Yes. That's the best advice. If the prepared statement system is broken there will be klaxons blaring from the rooftops and everyone in the Python world will pounce on the problem to fix it. If there's a mistake in your own code that doesn't use prepared statements you're on your own.

What you're seeing in the driver is probably prepared statement emulation, that is the driver is responsible for inserting data into the placeholders and forwarding the final, composed statement to the server. This is done for various reasons, some historical, some to do with compatibility.

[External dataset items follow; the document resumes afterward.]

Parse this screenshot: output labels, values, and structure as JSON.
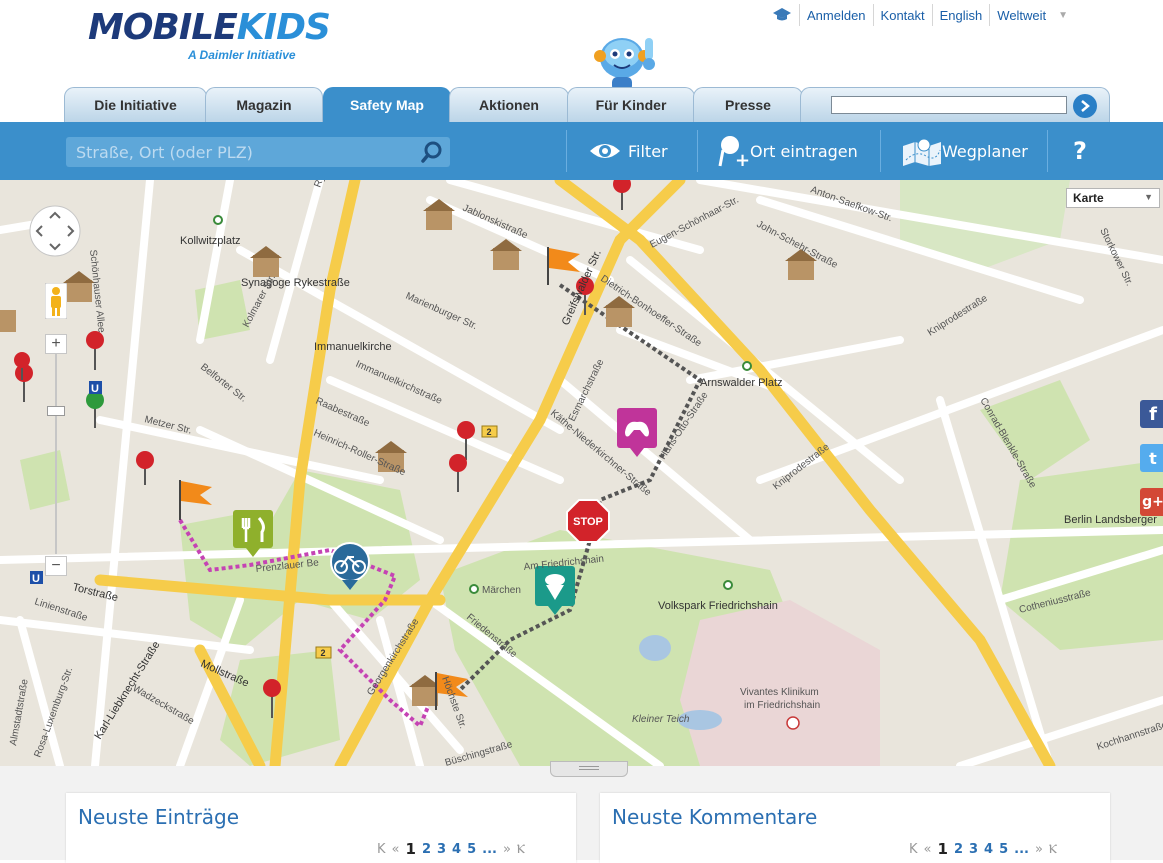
{
  "logo": {
    "brand_part1": "MOBILE",
    "brand_part2": "KIDS",
    "tagline": "A Daimler Initiative"
  },
  "top_nav": {
    "login": "Anmelden",
    "contact": "Kontakt",
    "language": "English",
    "worldwide": "Weltweit"
  },
  "tabs": [
    "Die Initiative",
    "Magazin",
    "Safety Map",
    "Aktionen",
    "Für Kinder",
    "Presse"
  ],
  "active_tab": "Safety Map",
  "site_search": {
    "value": ""
  },
  "toolbar": {
    "search_placeholder": "Straße, Ort (oder PLZ)",
    "filter_label": "Filter",
    "add_place_label": "Ort eintragen",
    "route_planner_label": "Wegplaner",
    "help_label": "?"
  },
  "map": {
    "map_type": "Karte",
    "labels": {
      "kollwitzplatz": "Kollwitzplatz",
      "synagoge": "Synagoge Rykestraße",
      "immanuelkirche": "Immanuelkirche",
      "marienburger": "Marienburger Str.",
      "immanuelkirchstrasse": "Immanuelkirchstraße",
      "raabestrasse": "Raabestraße",
      "heinrich": "Heinrich-Roller-Straße",
      "metzer": "Metzer Str.",
      "belforter": "Belforter Str.",
      "kolmarer": "Kolmarer Str.",
      "schoenhauser": "Schönhauser Allee",
      "rykestrasse": "Rykestraße",
      "jablonski": "Jablonskistraße",
      "greifswalder": "Greifswalder Str.",
      "dietrich": "Dietrich-Bonhoeffer-Straße",
      "arnswalder": "Arnswalder Platz",
      "kniprode1": "Kniprodestraße",
      "kniprode2": "Kniprodestraße",
      "conrad": "Conrad-Blenkle-Straße",
      "kaethe": "Käthe-Niederkirchner-Straße",
      "esmarch": "Esmarchstraße",
      "hansotto": "Hans-Otto-Straße",
      "amfriedrichshain": "Am Friedrichshain",
      "maerchen": "Märchen",
      "volkspark": "Volkspark Friedrichshain",
      "friedenstrasse": "Friedenstraße",
      "georgenkirch": "Georgenkirchstraße",
      "mollstrasse": "Mollstraße",
      "karl": "Karl-Liebknecht-Straße",
      "torstrasse": "Torstraße",
      "vivantes1": "Vivantes Klinikum",
      "vivantes2": "im Friedrichshain",
      "kleinerteich": "Kleiner Teich",
      "berlin": "Berlin Landsberger",
      "prenzlauer": "Prenzlauer Be",
      "stop": "STOP",
      "road_num": "2",
      "cotheniusstrasse": "Cotheniusstraße",
      "kochhannstrasse": "Kochhannstraße",
      "saefkow": "Anton-Saefkow-Str.",
      "johnschehr": "John-Schehr-Straße",
      "hoechste": "Höchste Str.",
      "wadzeck": "Wadzeckstraße",
      "rosaluxemburg": "Rosa-Luxemburg-Str.",
      "almstadt": "Almstadtstraße",
      "linien": "Linienstraße",
      "buesching": "Büschingstraße",
      "orkower": "Storkower Str.",
      "eugen": "Eugen-Schönhaar-Str.",
      "u_station": "U"
    }
  },
  "social": {
    "facebook": "f",
    "twitter": "t",
    "googleplus": "g+"
  },
  "panels": {
    "left_title": "Neuste Einträge",
    "right_title": "Neuste Kommentare",
    "pager": {
      "first": "K",
      "prev": "«",
      "pages": [
        "1",
        "2",
        "3",
        "4",
        "5"
      ],
      "ellipsis": "...",
      "next": "»",
      "last": "Ⲕ",
      "current": "1"
    }
  },
  "colors": {
    "brand_blue": "#3b8fcb",
    "logo_dark": "#1d3a7a",
    "logo_light": "#2a8fd8",
    "road_yellow": "#f6cc4a",
    "park_green": "#cfe3b0",
    "route_magenta": "#c543b4",
    "route_gray": "#555555"
  }
}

Drivers are generally given a lot of serious scrutiny as they're the foundation of most systems. If there is a security bug in there then there's a lot of people that are going to be impacted by it, the stakes are very high.

The difference between using prepared statements with placeholder values and your own interpolated code is massive even if behind the scenes the same thing happens. This is because the driver, by design, always escapes your data. Your code might not, you may omit the escaping on one value and then you have a catastrophic hole.

Use placeholder values like your life depends on it, because it very well might. You do not want to wake up to a phone call or email one day saying your site got hacked and now your database is floating around on the internet.

tadman
  • 208,517
  • 23
  • 234
  • 262
0

I can't point to any known exploit cases, but I can say that yes, this is terrible.

The Python project calling itself MySQLdb is no longer maintained. It's been piling up unresolved Github issues since 2014, and just quickly looking at the source code, I can find more bugs not yet reported - for example, it's using a regex to parse queries in execute_many, leading it to mishandle any query with the string " values()" in it where values isn't the keyword.

Instead of MySQLdb, you should be using MySQL's Connector/Python. That is still maintained, and it's hopefully less terrible than MySQLdb. (Hopefully. I didn't check that one.)

user2357112
  • 260,549
  • 28
  • 431
  • 505
  • Wow, I had no idea that was a totally different thing. I thought the pip package _was_ the MySQL connector because they had similar method names and functionality. Will definitely be switching to that, thanks. – Timothy Bess Apr 18 '17 at 03:37
  • Looks like MySQL still left that weird regex in there and emulates prepared statements by default, but they offer the MySQLCursorPrepared class that will use prepared statements (and caches them for reuse making it faster for looping queries). I appreciate all the other answers, but this one offered a solution to my issues, so I must choose this one. – Timothy Bess Apr 18 '17 at 04:12
-1

Using prepared statements is faster than concatenating a query. The database can precompile the statement, so only the parameters will be changed when iterating in a loop.